Question

In step-up transformers the output voltage is $11\,KV$ and the input voltage is $220\,V$. The ratio of number of turns of secondary to primary is
$A)\,\,20:1 \\
  B)\,\,22:1 \\
  C)\,\,50:1 \\
  D)\,\,1:50 \\ $

Answer 1

Hint: In the question the input voltage and output voltage of the step-up transformer is given. Substituting the known values in the equation of turns ratio we get the value of the number of turns of secondary to primary coils.

Formula used:
The expression for finding the number of turns in the coil is,
$\dfrac{{{i_p}}}{{{i_s}}} = \,\dfrac{{{v_p}}}{{{v_s}}}$
Where ${i_p}$ be the number of turns in the primary coil, ${i_s}$be the number of turns in the secondary coil, ${v_p}$ be the potential of primary voltage and ${v_s}$ be the potential of secondary voltage.

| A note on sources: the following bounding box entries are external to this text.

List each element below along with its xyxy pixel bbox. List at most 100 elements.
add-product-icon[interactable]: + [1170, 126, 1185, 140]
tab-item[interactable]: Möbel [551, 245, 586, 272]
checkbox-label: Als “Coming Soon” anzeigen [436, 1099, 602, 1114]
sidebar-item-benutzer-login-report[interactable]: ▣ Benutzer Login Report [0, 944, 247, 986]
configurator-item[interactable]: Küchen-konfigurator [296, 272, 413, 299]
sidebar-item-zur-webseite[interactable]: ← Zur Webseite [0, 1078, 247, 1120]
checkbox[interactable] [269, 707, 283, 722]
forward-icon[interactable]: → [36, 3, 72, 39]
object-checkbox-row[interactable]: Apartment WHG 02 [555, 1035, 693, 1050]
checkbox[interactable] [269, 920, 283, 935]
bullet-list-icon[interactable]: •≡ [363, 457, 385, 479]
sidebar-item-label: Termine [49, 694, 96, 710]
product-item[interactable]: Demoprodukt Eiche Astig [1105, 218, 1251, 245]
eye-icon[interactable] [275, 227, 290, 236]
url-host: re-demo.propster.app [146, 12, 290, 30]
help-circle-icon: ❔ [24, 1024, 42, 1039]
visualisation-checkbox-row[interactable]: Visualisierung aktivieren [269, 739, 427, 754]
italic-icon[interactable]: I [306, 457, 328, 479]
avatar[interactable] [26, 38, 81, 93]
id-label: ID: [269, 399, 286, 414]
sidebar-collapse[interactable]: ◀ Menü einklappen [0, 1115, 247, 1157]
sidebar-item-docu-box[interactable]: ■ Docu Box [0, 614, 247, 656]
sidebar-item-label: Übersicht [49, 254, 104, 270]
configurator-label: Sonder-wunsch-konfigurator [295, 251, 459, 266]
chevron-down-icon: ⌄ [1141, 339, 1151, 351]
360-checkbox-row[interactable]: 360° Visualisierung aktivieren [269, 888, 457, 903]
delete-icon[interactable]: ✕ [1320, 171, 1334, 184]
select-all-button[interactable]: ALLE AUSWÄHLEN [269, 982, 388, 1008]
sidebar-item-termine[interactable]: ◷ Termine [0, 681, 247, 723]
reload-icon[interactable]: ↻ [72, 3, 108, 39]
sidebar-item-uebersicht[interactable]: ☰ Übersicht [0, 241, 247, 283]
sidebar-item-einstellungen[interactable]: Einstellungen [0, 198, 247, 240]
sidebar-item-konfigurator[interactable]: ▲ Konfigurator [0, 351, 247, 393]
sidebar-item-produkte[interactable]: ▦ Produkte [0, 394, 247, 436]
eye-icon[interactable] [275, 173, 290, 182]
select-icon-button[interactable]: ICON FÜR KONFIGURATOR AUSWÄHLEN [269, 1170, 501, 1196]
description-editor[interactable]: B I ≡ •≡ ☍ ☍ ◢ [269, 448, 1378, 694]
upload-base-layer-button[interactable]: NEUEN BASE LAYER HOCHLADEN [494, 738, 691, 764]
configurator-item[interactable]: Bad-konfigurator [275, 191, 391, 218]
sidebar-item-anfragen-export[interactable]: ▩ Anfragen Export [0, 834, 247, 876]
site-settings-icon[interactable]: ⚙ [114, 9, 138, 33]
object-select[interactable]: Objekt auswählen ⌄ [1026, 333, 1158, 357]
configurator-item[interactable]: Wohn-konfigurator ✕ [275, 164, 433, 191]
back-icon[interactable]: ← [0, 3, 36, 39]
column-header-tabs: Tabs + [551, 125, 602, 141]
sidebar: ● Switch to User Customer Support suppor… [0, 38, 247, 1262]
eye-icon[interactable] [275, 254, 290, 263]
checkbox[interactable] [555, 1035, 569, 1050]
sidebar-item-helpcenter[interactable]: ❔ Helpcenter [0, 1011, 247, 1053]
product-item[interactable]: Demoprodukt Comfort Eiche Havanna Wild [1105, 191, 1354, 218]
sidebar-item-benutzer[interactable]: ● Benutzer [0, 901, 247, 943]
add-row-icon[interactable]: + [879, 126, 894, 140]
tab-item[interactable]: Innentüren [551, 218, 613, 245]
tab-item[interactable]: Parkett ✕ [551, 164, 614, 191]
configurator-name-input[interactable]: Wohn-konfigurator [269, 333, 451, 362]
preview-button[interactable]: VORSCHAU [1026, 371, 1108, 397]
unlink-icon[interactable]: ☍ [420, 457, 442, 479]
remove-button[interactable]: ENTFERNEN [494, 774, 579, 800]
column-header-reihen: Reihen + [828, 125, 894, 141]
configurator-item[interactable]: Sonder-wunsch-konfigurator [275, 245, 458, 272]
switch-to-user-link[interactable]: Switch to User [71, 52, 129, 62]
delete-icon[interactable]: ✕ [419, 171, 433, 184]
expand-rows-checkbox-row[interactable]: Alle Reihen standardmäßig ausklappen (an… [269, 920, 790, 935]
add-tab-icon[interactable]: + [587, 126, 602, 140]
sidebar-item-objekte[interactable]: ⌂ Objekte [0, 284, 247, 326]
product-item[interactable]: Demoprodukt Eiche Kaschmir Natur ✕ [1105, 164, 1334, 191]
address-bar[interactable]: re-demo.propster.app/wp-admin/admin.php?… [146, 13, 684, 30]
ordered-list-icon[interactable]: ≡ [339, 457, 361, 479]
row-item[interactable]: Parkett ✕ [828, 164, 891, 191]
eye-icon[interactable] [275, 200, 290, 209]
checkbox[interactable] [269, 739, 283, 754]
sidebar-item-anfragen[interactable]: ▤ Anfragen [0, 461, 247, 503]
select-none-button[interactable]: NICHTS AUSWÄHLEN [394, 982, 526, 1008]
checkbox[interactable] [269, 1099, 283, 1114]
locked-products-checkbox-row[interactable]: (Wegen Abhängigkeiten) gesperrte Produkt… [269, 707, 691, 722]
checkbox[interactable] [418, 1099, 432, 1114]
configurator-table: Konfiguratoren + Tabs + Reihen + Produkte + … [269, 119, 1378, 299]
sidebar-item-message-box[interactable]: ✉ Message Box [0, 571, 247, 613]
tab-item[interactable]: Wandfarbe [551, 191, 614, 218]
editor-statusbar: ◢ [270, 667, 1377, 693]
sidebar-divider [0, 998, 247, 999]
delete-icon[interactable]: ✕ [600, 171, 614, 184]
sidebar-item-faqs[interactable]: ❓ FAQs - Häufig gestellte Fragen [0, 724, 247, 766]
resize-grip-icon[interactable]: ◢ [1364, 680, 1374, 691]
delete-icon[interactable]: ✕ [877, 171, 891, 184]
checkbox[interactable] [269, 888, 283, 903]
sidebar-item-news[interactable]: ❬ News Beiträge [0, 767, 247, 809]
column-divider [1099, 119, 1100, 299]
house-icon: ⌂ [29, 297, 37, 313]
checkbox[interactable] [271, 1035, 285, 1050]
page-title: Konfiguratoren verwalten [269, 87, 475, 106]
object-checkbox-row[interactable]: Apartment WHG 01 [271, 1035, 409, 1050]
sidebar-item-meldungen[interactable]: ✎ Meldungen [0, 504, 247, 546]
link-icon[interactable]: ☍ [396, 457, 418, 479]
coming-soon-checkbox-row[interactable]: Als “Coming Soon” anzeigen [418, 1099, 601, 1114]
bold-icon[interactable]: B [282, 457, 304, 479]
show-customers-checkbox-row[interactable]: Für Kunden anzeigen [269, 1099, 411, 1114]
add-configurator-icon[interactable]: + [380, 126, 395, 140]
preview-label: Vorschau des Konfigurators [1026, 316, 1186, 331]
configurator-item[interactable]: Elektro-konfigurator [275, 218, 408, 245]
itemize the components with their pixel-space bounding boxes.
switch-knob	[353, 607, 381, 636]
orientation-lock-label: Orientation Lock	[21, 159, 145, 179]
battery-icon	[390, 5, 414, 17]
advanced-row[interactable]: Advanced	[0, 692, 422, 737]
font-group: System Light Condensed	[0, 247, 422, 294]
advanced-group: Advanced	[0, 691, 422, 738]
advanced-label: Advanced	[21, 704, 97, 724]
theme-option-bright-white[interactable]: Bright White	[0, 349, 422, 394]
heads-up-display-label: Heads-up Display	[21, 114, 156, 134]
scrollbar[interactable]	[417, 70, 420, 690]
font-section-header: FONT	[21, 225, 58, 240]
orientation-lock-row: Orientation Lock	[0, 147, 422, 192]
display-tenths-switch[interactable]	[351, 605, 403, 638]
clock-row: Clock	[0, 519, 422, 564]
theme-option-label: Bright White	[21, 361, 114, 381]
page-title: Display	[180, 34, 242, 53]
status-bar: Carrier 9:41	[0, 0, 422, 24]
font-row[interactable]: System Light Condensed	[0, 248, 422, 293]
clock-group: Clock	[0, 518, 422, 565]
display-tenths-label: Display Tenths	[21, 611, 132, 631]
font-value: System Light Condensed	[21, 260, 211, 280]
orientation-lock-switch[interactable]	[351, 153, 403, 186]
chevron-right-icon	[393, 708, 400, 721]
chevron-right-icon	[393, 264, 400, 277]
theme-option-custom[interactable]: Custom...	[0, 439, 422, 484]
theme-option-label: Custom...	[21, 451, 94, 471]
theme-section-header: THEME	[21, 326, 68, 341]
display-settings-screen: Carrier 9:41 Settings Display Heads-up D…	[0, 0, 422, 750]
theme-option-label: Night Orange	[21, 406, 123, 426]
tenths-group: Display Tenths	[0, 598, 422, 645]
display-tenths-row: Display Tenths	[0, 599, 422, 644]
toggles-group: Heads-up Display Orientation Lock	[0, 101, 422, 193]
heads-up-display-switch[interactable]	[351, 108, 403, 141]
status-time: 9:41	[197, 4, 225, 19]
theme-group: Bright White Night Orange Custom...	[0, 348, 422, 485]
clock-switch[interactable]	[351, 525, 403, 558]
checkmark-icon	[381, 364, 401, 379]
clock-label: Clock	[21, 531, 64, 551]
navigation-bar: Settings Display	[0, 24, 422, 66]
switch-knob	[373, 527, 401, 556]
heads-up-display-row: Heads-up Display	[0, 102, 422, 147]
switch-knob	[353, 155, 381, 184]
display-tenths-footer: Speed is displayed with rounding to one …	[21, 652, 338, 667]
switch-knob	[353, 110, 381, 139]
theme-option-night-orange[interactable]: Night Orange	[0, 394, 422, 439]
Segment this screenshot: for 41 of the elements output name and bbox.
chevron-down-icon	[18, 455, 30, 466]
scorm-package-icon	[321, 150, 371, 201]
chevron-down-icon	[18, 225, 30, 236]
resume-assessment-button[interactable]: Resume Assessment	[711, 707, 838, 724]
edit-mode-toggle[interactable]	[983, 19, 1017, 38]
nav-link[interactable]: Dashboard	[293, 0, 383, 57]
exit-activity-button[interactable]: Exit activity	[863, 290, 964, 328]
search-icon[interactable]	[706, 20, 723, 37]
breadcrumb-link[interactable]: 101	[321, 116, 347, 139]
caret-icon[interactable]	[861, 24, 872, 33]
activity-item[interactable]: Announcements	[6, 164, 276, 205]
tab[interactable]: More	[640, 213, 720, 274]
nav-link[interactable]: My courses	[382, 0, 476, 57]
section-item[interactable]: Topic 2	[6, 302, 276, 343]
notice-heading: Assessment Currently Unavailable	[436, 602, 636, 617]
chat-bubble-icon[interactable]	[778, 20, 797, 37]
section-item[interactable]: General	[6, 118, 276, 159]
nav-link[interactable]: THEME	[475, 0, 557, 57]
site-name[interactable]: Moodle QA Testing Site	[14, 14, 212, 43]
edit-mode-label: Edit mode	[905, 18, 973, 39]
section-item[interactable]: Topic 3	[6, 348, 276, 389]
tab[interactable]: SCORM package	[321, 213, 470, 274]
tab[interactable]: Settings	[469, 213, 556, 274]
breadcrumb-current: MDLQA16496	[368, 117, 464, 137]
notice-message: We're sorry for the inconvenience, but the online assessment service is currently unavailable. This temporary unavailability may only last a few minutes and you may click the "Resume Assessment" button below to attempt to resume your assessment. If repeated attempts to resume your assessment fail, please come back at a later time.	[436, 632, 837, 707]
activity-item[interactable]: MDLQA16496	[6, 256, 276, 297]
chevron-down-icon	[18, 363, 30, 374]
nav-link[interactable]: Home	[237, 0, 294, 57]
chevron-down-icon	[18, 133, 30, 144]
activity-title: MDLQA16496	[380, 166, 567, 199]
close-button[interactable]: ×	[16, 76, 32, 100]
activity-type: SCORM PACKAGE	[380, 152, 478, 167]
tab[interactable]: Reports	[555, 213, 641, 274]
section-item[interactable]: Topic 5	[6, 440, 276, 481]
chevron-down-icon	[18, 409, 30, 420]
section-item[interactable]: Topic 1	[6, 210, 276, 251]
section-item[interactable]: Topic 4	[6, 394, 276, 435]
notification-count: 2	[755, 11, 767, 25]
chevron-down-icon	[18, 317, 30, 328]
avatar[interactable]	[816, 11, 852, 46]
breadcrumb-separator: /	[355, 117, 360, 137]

Complete step by step solution:
Given that,
Potential of primary voltage ${v_p}\, = \,220\,V$
Potential of secondary voltage ${v_s}\, = \,11\,KV$
Convert the secondary voltage in terms of V, we get
Potential of secondary voltage ${v_s}\, = \,11000\,V$
Number of turns in the primary coil ${i_{p\,}}\, = \,?$
Number of turns in the secondary coil ${i_s}\, = \,?$
$\dfrac{{{i_p}}}{{{i_s}}} = \,\dfrac{{{v_p}}}{{{v_s}}}...........\left( 1 \right)$
Substitute the known values in the equation $\left( 1 \right)$
$\dfrac{{{i_p}}}{{{i_s}}} = \,\dfrac{{220}}{{11000}}$
Simplify the above equation we get
$\dfrac{{{i_p}}}{{{i_s}}} = \,\dfrac{1}{{50}}$
Convert the above equation in terms of secondary to primary coils, we get
$\dfrac{{{i_s}}}{{{i_p}}} = \,\dfrac{{50}}{1}$
Therefore. the number of turns of the secondary to primary coils is $50:1$

Hence, from the above options, option C is correct.

Note: In the question, step up transformer is used. It states that the voltage increases the voltage by decreasing the current. In the question we need to find the number of turns in the secondary to primary coil. So reciprocal the values we get the value of secondary to primary coils. we know that the power is proportional to the voltage and current. In the question we use the equation called ratio of transformation. This is also a turns ratio.